Submitted by: U.S. Commission on Civil Rights
Posted: Oct 23, 2003 – 12:00 AM EST
Oct. 23 /CSRwire/ -
The report follows hearings on environmental justice held by the Commission in January and February 2002. Experts presented evidence of environmental inequities in communities of color, including disproportionate incidences of environmentally related disease, lead paint in homes, hazardous waste sites, toxic playgrounds, and schools located near Superfund sites and facilities that release toxic chemicals.
The report will be distributed to members of Congress and President Bush.
"We hope that the evidence presented in the report leads Congress to clarify and strengthen legislation protecting the rights of all communities to participate in environmental decision-making," stated Commission Chairperson Mary Frances Berry. "Environmental justice must become a core component of the mission of each federal agency, and means for evaluating existing programs must be developed," Berry added.

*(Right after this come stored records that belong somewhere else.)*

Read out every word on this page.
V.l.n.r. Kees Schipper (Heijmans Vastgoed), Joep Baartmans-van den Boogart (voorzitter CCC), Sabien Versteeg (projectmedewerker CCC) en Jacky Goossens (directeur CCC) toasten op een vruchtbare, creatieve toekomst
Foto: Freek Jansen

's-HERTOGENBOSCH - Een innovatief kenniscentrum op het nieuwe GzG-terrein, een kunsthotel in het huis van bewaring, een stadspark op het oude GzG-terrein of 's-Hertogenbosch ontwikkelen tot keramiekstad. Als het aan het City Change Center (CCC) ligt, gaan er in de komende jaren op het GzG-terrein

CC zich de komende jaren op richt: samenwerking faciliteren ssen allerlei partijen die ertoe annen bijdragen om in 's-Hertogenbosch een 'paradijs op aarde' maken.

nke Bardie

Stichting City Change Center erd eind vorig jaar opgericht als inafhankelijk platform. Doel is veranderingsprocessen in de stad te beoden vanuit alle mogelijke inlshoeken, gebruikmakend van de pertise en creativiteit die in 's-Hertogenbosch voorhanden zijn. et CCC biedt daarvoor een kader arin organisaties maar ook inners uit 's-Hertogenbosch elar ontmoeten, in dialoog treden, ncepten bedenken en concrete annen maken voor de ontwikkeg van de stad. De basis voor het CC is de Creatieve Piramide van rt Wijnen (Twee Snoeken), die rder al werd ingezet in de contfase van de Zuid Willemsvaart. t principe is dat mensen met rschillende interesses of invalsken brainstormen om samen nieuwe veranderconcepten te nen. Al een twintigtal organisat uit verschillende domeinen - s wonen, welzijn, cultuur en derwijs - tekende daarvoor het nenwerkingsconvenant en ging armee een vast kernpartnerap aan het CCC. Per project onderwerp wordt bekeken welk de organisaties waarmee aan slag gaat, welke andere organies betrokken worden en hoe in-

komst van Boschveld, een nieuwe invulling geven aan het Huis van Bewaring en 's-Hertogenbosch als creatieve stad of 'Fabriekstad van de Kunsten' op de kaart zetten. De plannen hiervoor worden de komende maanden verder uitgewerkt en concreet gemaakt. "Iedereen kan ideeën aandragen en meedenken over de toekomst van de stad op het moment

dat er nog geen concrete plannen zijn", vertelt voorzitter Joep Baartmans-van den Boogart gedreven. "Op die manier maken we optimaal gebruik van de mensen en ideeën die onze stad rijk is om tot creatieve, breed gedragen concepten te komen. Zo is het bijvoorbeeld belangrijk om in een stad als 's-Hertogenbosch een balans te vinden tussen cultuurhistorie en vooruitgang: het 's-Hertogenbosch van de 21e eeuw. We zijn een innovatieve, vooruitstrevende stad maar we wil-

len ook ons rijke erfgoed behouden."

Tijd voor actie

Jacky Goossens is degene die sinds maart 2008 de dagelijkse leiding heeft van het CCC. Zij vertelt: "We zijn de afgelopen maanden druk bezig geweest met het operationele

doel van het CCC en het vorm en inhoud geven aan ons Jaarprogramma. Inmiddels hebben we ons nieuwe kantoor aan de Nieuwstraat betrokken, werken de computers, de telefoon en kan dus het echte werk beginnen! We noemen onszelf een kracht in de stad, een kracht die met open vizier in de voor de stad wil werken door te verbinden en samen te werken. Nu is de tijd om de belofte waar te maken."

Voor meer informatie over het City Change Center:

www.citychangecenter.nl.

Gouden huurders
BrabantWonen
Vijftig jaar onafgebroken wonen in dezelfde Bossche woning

The full text of the report is available online at www.usccr.gov.
The U.S. Commission on Civil Rights is an independent, bipartisan agency charged with monitoring federal civil rights enforcement. Members include Chairperson Mary Frances Berry, Vice Chairperson Cruz Reynoso and Commissioners Jennifer C. Braceras, Christopher Edley Jr., Peter N. Kirsanow, Elsie M. Meeks, Russell G. Redenbaugh, and Abigail Thernstrom. Les Jin is Staff Director. Commission meetings are open to the media and general public.